Logo na primeira faixa, Na Praia da Espera, o ouvinte é imediatamente conduzido para um cenário onde as camadas de guitarras etéreas se entrelaçam com batidas que evocam tanto força quanto contemplação. A escolha dos timbres, a cadência dos riffs e a utilização de vozes abafadas criam uma atmosfera onde parece possível ouvir o vento cortando a pele e o som das ondas se misturando com distorções. A construção da música não é linear, mas cíclica, alternando momentos de peso com passagens mais etéreas, quase meditativas.
Costa Azul, a segunda faixa, aprofunda essa jornada sensorial, utilizando acordes que soam como
verdadeiros chamados para a vastidão. Aqui, há uma clara influência do blackgaze, especialmente no uso das guitarras em muro de som, que permanecem flutuando durante quase toda a composição. A bateria, embora precisa, não busca protagonismo; ela se apresenta como uma âncora rítmica, permitindo que as melodias se desenvolvam com fluidez. É possível perceber como Laurent consegue transformar sentimentos em paisagens sonoras, algo que poucos artistas dentro do metal atmosférico conseguem realizar com tanta coesão.
A faixa-título, Na Santa Paz da Aurora, talvez seja o ápice do disco. Desde os primeiros segundos, uma linha de guitarra suave estabelece um clima quase cerimonial. As camadas de som vão se sobrepondo de maneira orgânica, e a voz, muitas vezes utilizada mais como instrumento do que como portadora de palavras, surge como um sussurro distante, quase um eco vindo do horizonte. A música parece descrever não apenas um amanhecer literal, mas também um amanhecer simbólico, onde se percebe a chegada de uma nova fase, um novo estado de espírito. É um convite ao ouvinte para permanecer, ouvir e se deixar levar.
Por fim, Janaína encerra o álbum com uma abordagem que mescla melancolia e reverência. O título, uma referência direta à divindade das águas no sincretismo afro-brasileiro, traz consigo uma carga simbólica que se reflete diretamente na construção musical. Diferente das faixas anteriores, há aqui uma presença mais marcante de linhas melódicas limpas, que soam quase como uma despedida. É como se a embarcação, após atravessar mares revoltos e amanheceres dourados, finalmente ancorasse em um porto seguro, onde o silêncio e a brisa salgada tomam conta do ambiente.
O que torna este álbum particularmente notável é a sua capacidade de transcender os limites tradicionais do metal atmosférico.
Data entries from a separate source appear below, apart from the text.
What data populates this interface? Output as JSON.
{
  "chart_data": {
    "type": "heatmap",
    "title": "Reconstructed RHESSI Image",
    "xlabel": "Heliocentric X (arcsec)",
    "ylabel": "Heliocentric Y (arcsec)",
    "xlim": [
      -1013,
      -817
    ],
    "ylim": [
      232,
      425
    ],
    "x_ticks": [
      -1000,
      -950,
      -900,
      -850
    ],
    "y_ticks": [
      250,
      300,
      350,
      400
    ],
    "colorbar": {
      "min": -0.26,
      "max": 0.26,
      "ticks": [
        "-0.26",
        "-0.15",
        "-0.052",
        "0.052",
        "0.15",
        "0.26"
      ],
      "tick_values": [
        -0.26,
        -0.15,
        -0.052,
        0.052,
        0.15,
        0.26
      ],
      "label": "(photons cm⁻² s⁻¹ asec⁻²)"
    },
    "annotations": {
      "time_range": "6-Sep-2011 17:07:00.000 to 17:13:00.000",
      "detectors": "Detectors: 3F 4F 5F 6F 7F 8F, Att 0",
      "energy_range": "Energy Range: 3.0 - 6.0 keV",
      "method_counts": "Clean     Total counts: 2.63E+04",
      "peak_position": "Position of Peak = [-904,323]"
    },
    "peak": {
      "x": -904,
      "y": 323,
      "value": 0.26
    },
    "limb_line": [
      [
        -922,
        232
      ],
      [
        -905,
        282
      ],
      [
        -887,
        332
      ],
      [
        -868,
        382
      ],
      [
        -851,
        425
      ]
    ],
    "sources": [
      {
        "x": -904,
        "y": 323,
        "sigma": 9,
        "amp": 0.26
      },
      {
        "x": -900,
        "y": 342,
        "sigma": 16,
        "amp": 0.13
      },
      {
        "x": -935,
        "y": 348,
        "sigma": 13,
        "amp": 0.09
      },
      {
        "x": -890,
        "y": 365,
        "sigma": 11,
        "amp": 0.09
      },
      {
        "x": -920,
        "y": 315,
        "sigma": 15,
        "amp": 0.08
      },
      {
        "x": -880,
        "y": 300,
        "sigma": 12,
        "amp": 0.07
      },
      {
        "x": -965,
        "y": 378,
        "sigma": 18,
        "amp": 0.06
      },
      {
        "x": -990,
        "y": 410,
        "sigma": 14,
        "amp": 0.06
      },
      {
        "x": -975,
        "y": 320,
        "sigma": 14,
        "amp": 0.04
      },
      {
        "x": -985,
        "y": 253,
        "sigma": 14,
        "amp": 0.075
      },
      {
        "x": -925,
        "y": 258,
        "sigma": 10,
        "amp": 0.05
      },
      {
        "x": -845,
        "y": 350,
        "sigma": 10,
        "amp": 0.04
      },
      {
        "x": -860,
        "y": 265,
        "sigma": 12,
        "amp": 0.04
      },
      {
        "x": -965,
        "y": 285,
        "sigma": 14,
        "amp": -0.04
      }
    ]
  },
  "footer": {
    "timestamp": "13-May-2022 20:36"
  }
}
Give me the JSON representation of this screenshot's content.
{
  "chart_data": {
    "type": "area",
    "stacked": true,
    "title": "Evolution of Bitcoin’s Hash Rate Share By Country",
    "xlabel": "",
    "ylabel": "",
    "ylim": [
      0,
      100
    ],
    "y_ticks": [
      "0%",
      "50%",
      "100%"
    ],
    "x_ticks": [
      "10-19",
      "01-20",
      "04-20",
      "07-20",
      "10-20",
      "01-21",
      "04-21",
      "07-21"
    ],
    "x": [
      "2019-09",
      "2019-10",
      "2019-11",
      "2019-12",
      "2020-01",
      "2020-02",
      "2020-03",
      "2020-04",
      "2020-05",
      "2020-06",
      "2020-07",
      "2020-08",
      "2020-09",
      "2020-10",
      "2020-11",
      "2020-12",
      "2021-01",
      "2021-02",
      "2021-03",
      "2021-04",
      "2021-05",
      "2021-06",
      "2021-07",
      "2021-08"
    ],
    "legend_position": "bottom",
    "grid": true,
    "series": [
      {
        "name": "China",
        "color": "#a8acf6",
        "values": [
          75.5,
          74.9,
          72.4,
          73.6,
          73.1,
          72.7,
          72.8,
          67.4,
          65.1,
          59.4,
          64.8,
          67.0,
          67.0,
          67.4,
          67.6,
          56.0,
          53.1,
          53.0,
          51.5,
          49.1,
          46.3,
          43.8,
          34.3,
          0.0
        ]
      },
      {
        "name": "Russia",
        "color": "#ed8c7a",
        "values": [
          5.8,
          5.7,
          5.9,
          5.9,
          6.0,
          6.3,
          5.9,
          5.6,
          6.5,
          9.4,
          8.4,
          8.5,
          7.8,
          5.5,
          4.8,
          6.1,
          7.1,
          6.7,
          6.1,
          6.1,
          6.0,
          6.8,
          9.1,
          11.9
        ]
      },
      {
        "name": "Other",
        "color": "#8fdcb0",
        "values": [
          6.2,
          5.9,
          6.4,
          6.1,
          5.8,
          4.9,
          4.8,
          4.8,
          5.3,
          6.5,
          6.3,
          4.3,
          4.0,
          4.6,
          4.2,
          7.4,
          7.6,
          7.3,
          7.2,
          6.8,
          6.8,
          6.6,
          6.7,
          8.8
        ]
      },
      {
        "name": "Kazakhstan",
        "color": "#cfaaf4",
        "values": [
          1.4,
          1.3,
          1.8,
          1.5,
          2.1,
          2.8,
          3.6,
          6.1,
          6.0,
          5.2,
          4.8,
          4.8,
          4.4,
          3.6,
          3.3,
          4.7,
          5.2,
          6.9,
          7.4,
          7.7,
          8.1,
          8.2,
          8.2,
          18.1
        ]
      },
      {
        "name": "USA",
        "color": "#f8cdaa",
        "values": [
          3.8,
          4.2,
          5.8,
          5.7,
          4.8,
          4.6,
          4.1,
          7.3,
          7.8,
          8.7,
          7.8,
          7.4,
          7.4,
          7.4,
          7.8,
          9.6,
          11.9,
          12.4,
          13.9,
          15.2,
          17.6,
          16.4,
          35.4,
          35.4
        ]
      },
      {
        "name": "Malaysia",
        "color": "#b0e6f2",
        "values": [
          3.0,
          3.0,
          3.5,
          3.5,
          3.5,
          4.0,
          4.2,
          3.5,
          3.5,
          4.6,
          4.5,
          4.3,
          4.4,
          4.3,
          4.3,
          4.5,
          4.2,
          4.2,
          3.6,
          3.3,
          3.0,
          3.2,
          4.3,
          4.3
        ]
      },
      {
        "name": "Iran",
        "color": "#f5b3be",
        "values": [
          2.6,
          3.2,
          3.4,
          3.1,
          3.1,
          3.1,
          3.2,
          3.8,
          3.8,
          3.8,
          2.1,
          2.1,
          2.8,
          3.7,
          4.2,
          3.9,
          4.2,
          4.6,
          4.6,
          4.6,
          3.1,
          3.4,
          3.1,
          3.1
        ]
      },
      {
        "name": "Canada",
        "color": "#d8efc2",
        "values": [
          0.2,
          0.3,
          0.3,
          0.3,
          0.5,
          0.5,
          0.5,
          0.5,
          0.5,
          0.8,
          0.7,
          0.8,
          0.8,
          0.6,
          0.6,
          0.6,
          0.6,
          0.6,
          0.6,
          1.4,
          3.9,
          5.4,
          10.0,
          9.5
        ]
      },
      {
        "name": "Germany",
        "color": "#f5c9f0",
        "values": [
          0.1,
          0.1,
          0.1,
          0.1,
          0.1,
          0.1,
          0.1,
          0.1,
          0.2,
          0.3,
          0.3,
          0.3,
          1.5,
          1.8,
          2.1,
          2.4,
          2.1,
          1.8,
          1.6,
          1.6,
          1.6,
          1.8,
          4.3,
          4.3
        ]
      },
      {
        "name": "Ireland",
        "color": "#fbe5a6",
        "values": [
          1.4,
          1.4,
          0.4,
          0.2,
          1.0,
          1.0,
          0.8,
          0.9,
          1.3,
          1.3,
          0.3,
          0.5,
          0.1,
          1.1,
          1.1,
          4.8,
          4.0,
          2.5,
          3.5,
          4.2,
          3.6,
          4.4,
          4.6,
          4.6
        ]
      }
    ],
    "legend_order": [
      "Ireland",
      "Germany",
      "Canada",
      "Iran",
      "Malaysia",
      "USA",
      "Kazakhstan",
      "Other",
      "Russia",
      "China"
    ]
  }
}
Laurent não se prende às fórmulas mais convencionais do gênero; ao contrário, ele expande as fronteiras, incorporando elementos que remetem tanto ao post-rock quanto a ambiências típicas de música eletrônica ambiental. Há uma preocupação evidente com os detalhes: cada reverberação, cada silêncio entre notas, cada mudança de dinâmica parece pensada para provocar sensações específicas.
Além da parte sonora, a escolha da temática é profundamente poética. Inspirado pelas viagens e relatos de Amyr Klink, o álbum funciona quase como um diário de bordo, onde cada faixa representa uma etapa da travessia. Mas não se trata apenas de uma travessia física. As letras, embora muitas vezes soterradas pelas camadas instrumentais, revelam passagens que falam de entrega, de coragem diante do desconhecido, de se lançar ao mar mesmo quando o destino ainda é incerto.
A produção do álbum é outro ponto que merece destaque. Apesar de ser um projeto independente, a qualidade sonora é extremamente bem cuidada. As guitarras soam cristalinas quando necessário e densas quando a proposta exige. A bateria, mixada de forma a nunca sobrepor os elementos melódicos, mantém um equilíbrio perfeito, reforçando os climas sem nunca roubar a cena. O baixo, embora mais discreto, cumpre um papel fundamental na sustentação harmônica e na criação de texturas mais profundas. A participação de Falcão nas guitarras e vocais adiciona uma camada extra de riqueza, trazendo variações sutis que ampliam o leque de emoções presentes no trabalho.
Ao longo dos seus 28 minutos, Na Santa Paz da Aurora se estabelece não apenas como um álbum, mas como uma experiência sensorial e quase cinematográfica. Cada faixa funciona como um capítulo de uma história maior, onde o ouvinte não é apenas espectador, mas também navegante dessa travessia. A escolha de finalizar o álbum com Janaína não parece aleatória; ela fecha um ciclo, remetendo tanto à origem quanto ao destino, ao retorno para casa após uma longa jornada de descobertas e superações. O silêncio que surge após os últimos acordes é carregado de significado, como se o próprio mar, após horas de conversa em ondas e ventos, simplesmente decidisse se calar, permitindo que apenas a memória do que foi vivido ecoe no espaço vazio.